Voilà une bonne nouvelle: la mesure aurait le mérite de faire bouger (un peu) les choses, sauf si cette part minoritaire est de l'ordre de 10% comme l'avait suggérer Brice Hortefeux pendant la campagne. Exemple concret: le FN a recueilli environ 10,5% des voix à la présidentielle. Avec le vote majoritaire, il pourrait se maintenir dans certaines circonscriptions (pour former des triangulaires) mais n'a aucun espoir d'être représenté au Palais Bourbon. En consacrant 58 sièges à la proportionnelle, le FN obtiendrait 5 à 6 mandats, soit 1% des sièges ! Avec 33% de sièges soumis à la proportionnelle (comme je le propose), le parti de Le Pen serait représenté par 18 personnes, soit 3% des sièges. Il n'y aurait pas de menaces sur la constitution d'une majorité et la diversité idéologique de la France serait, en petite partie, représentée dans le pouvoir législatif.

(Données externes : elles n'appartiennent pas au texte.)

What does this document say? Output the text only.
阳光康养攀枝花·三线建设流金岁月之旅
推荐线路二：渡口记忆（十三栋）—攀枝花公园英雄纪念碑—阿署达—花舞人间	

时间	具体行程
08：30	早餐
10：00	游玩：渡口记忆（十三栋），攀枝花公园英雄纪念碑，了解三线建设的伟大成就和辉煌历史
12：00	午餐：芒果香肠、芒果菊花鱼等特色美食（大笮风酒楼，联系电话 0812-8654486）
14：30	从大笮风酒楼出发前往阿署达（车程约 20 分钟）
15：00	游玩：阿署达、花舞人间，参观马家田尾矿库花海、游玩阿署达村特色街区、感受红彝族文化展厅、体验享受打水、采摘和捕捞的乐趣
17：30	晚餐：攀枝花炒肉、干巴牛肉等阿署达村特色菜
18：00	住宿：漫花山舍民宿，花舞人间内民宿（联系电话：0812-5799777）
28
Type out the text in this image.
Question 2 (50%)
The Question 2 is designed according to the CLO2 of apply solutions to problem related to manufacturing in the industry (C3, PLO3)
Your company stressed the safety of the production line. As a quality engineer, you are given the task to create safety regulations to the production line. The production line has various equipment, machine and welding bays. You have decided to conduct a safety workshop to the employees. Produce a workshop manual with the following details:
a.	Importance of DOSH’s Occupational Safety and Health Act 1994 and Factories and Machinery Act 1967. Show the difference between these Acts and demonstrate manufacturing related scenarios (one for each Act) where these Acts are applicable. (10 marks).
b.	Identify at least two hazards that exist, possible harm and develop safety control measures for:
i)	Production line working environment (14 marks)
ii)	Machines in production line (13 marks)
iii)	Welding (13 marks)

J'en viens au dernier point de cet article, qui concerne les majorités trop écrasantes qui, l'histoire de la Vème République le montre, n'ont jamais été de bonnes périodes pour la vie politique, et plus largement pour la vie du pays. Je citerais ici l'exemple le plus frappant pour prouver qu'une majorité trop importante, de par le poids qu'elle représente, notamment face au pouvoir exécutif, dérive toujours vers le "moins bon": au début, ces Assemblées monocolores adoptent tous les projets de lois dans trop de difficulté mais elles finissent toujours pas s'émanciper. Ainsi, en 1958, avec le retour triomphant du général de Gaulle, rédacteur d'une nouvelle constitution, c'est une majorité bleue très large qui arrive à l'Assemblée: la période du gouvernement Debré se passe sans heurts... jusqu'à ce que le général soumette à référendum l'élection du chef de l'Etat au suffrage universel direct. La majorité renverse alors le gouvernement de l'époque, celui de Pompidou, installé depuis quelques mois, et qui est le seul gouvernement à avoir été renversé par une motion de censure. La majorité, toujours de droite, qui sort des législatives anticipées de 1962 (consécutives à la dissolution prononcée par de Gaulle), est moins nette: Pompidou pourra se maintenir pendant une législature sans problèmes !! Voulez-vous envoyer une majorité de 400 députés UMP, dont une grande majorité de sortants, à l'Assemblée? Attention, il ne vous reste plus que deux jours pour choisir.